Background

SpeedyMarkov uses a functional approach with the Markov model first being specified as a series of functions. These functions are then sampled using package functionality. Once samples from the model have been taken for each intervention SpeedyMarkov can then be used to simulate the Markov model and internally estimate total costs and QALYs, discounted forward in time. Finally, a separate function can be applied to produce cost effectiveness summary measures. These package steps are wrapped into a single function markov_ce_pipeline - exploring the documentation of this function and the code and documentation of the functions it itself wraps may be a useful approach to understanding the underlying mechanisms of the package.

In principle this functional approach may lead to slightly less efficient code as steps are separated from each other. On the other hand, it may aid generalisability, readability, and make optimising areas of the code easier (as individual functions can be profiled and optimised). A major aim of SpeedyMarkov is to provide an easy to use end-to-end tool chain.
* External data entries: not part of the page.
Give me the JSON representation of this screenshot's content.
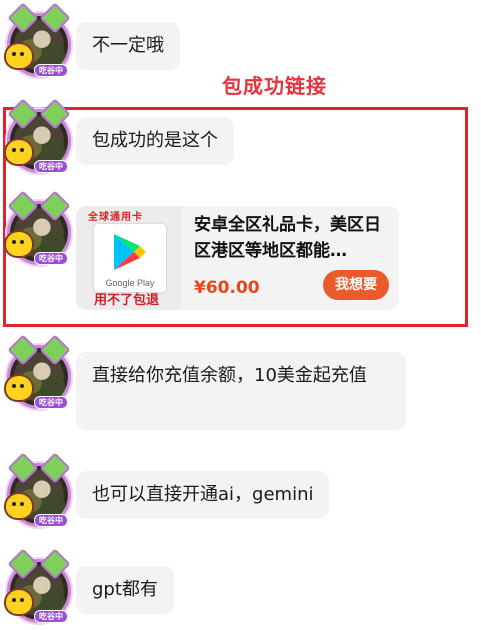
{
  "annotation": {
    "label": "包成功链接"
  },
  "avatar": {
    "badge": "吃谷中"
  },
  "messages": [
    {
      "text": "不一定哦"
    },
    {
      "text": "包成功的是这个"
    },
    {
      "text": "直接给你充值余额，10美金起充值"
    },
    {
      "text": "也可以直接开通ai，gemini"
    },
    {
      "text": "gpt都有"
    }
  ],
  "product_card": {
    "thumb_top_label": "全球通用卡",
    "thumb_logo_text": "Google Play",
    "thumb_bottom_label": "用不了包退",
    "title": "安卓全区礼品卡，美区日区港区等地区都能…",
    "price": "¥60.00",
    "want_button": "我想要"
  },
  "colors": {
    "highlight_border": "#e4212b",
    "annotation_text": "#e8323c",
    "price": "#e8461e",
    "want_button_bg": "#ea5a2a",
    "bubble_bg": "#f3f3f3"
  }
}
However, all code should be highly reusable if users wish to use it in a more modular fashion or as part of more complex workflows.

Profiling

R implementation

The R implementation of the SpeedyMarkov approach is roughly 25% faster than the reference implementation for this example with a substantially reduced memory footprint. However, some of this memory saving may be due to not saving individual simulations which may be desirable behaviour. The inner Markov for loop dominates the run-time - taking roughly 75% of the overall run-time. However, a substantial amount of time is also spent sampling data, summarising the findings and allocating samples to be simulated meaning that some optimisations may be possible here as well. Profiling is implemented using the profvis package (Note: Profiling output will be more detailed in an interactive session post package install).

Strategies for optimisation suggested for the reference application also hold here with the most pressing being the optimisation of the inner Markov loop.
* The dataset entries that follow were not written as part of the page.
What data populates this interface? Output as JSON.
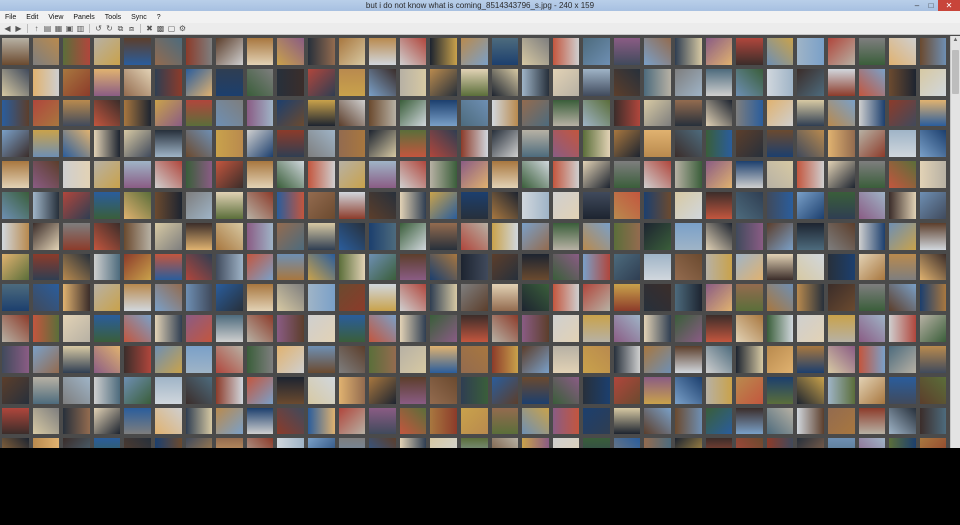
{
  "window": {
    "title": "but i do not know what is coming_8514343796_s.jpg - 240 x 159",
    "controls": {
      "minimize": "–",
      "maximize": "□",
      "close": "✕"
    }
  },
  "menu": {
    "items": [
      "File",
      "Edit",
      "View",
      "Panels",
      "Tools",
      "Sync",
      "?"
    ]
  },
  "toolbar": {
    "icons": [
      {
        "name": "back-icon",
        "glyph": "◀"
      },
      {
        "name": "forward-icon",
        "glyph": "▶"
      },
      {
        "name": "up-icon",
        "glyph": "↑"
      },
      {
        "name": "open-folder-icon",
        "glyph": "▤"
      },
      {
        "name": "folder-icon",
        "glyph": "▦"
      },
      {
        "name": "save-icon",
        "glyph": "▣"
      },
      {
        "name": "print-icon",
        "glyph": "▥"
      },
      {
        "name": "rotate-left-icon",
        "glyph": "↺"
      },
      {
        "name": "rotate-right-icon",
        "glyph": "↻"
      },
      {
        "name": "copy-icon",
        "glyph": "⧉"
      },
      {
        "name": "move-icon",
        "glyph": "⧈"
      },
      {
        "name": "delete-icon",
        "glyph": "✖"
      },
      {
        "name": "slideshow-icon",
        "glyph": "▩"
      },
      {
        "name": "fullscreen-icon",
        "glyph": "▢"
      },
      {
        "name": "settings-icon",
        "glyph": "⚙"
      }
    ]
  },
  "scrollbar": {
    "up_glyph": "▲"
  },
  "thumbnail_palette": [
    "#6b4a2f",
    "#a8773f",
    "#2f3e52",
    "#b7b1a4",
    "#1d2430",
    "#6e8fb3",
    "#8c3b2a",
    "#d7c9a3",
    "#3a5e3a",
    "#c9a24b",
    "#404a5c",
    "#7e7e7e",
    "#d1d7dd",
    "#8a5c84",
    "#2a5d9c",
    "#b98a4e",
    "#9fb4c7",
    "#5c3e2b",
    "#c3563e",
    "#e0b270",
    "#27303b",
    "#7aa0c8",
    "#5b6e3a",
    "#cfcfcf",
    "#3b2d2a",
    "#936b4f",
    "#1c3f6e",
    "#b0463c",
    "#e2d2b5",
    "#4d6b7d"
  ]
}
R implementation augmented with Rcpp

An obvious optimisation of the inner Markov Loop is to rewrite it into C++ code, this can be done easily using the RcppArmadillo package which aids in the use of the Armadillo C++ library in R. See here for the R implementation and here for the C++ implementation.

Profiling this new approach we see a substantial decrease in run-time of around two times compared to the SpeedyMarkov R implementation and around 4 times compared to the reference approach. Memory usage has also roughly halved compared to the SpeedyMarkov R implementation. This speed up comes with minimal increase in code complexity and should scale extremely well to more complex models - as this would increase computational costs versus the cost of moving data to and from C++.
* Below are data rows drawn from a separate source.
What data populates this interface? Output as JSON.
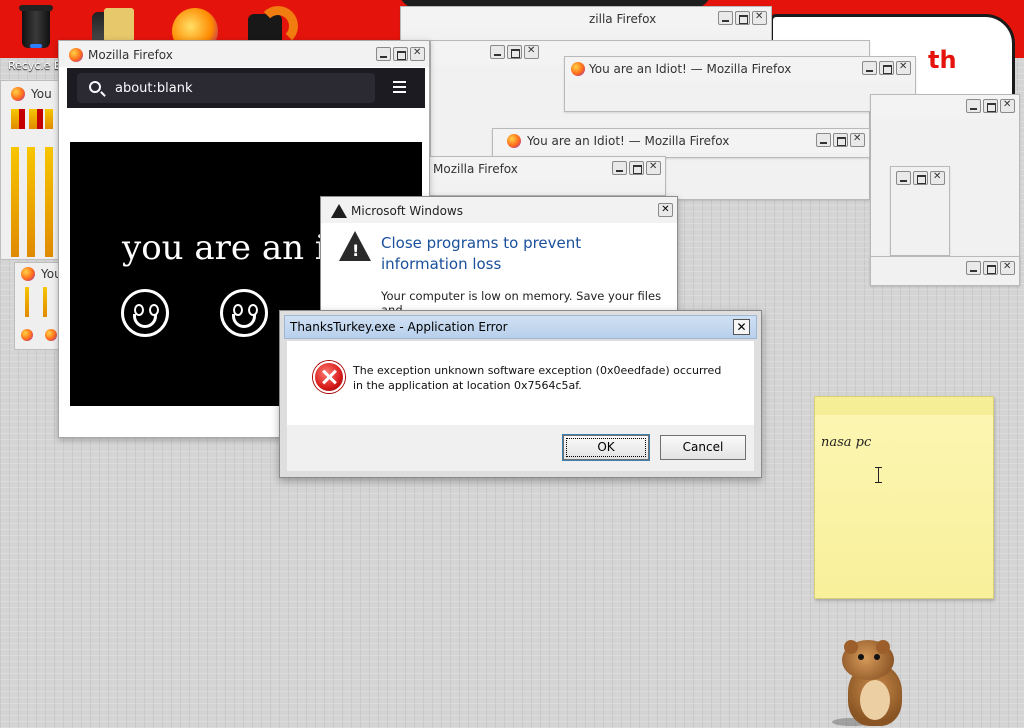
{
  "desktop": {
    "recycle_label": "Recycle B",
    "wallpaper_text": "th"
  },
  "ghost_windows": {
    "title_idiot": "You are an Idiot! — Mozilla Firefox",
    "title_firefox": "Mozilla Firefox",
    "title_ffx_cut": "zilla Firefox",
    "title_you": "You"
  },
  "firefox": {
    "title": "Mozilla Firefox",
    "url": "about:blank",
    "page_text": "you are an id"
  },
  "windows_dialog": {
    "title": "Microsoft Windows",
    "heading": "Close programs to prevent information loss",
    "body": "Your computer is low on memory. Save your files and"
  },
  "error_dialog": {
    "title": "ThanksTurkey.exe - Application Error",
    "message": "The exception unknown software exception (0x0eedfade) occurred in the application at location 0x7564c5af.",
    "ok_label": "OK",
    "cancel_label": "Cancel"
  },
  "sticky_note": {
    "text": "nasa pc"
  },
  "colors": {
    "wallpaper_red": "#e4140c",
    "link_blue": "#1a4f9c",
    "error_red": "#d71b1b",
    "sticky_yellow": "#fcf6b4"
  },
  "icons": [
    "firefox-icon",
    "search-icon",
    "menu-icon",
    "warning-icon",
    "error-icon",
    "close-icon",
    "minimize-icon",
    "maximize-icon"
  ]
}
R implementation further augmented with Rcpp

The next step is to rewrite the entire Markov simulation step into C++ (again using the RcppArmadillo package). See here for the R implementation and here for the C++ implementation. This implementation now takes around 25% of the time that the reference implementation took with a fraction of the memory overhead.

Using profiling we see a small speed up (of 20% compared to the previous implementation) and a reduced memory usage (with 50% of the memory footprint) compared to the partial C++ approach above. As the majority of the run-time is still being spent within the simulation function this indicates that increase the efficiency of sampling and/or summarisation would have minimal impact on this example (although it is still worth doing if readability and robustness can be preserved). Much of the computational cost appears to be in accessing and passing sample data to the simulation function. Finding optimised solutions to this could therefore be the next priority.

R implementation using Rcpp for both simulation and sampling

Now that simulations have been optimised using Rcpp a further - relatively simple - optimisation is to speed up model sampling where possible using Rcpp. These optimisations lead to a relatively small performance boost though this may grow more significant as model complexity grows.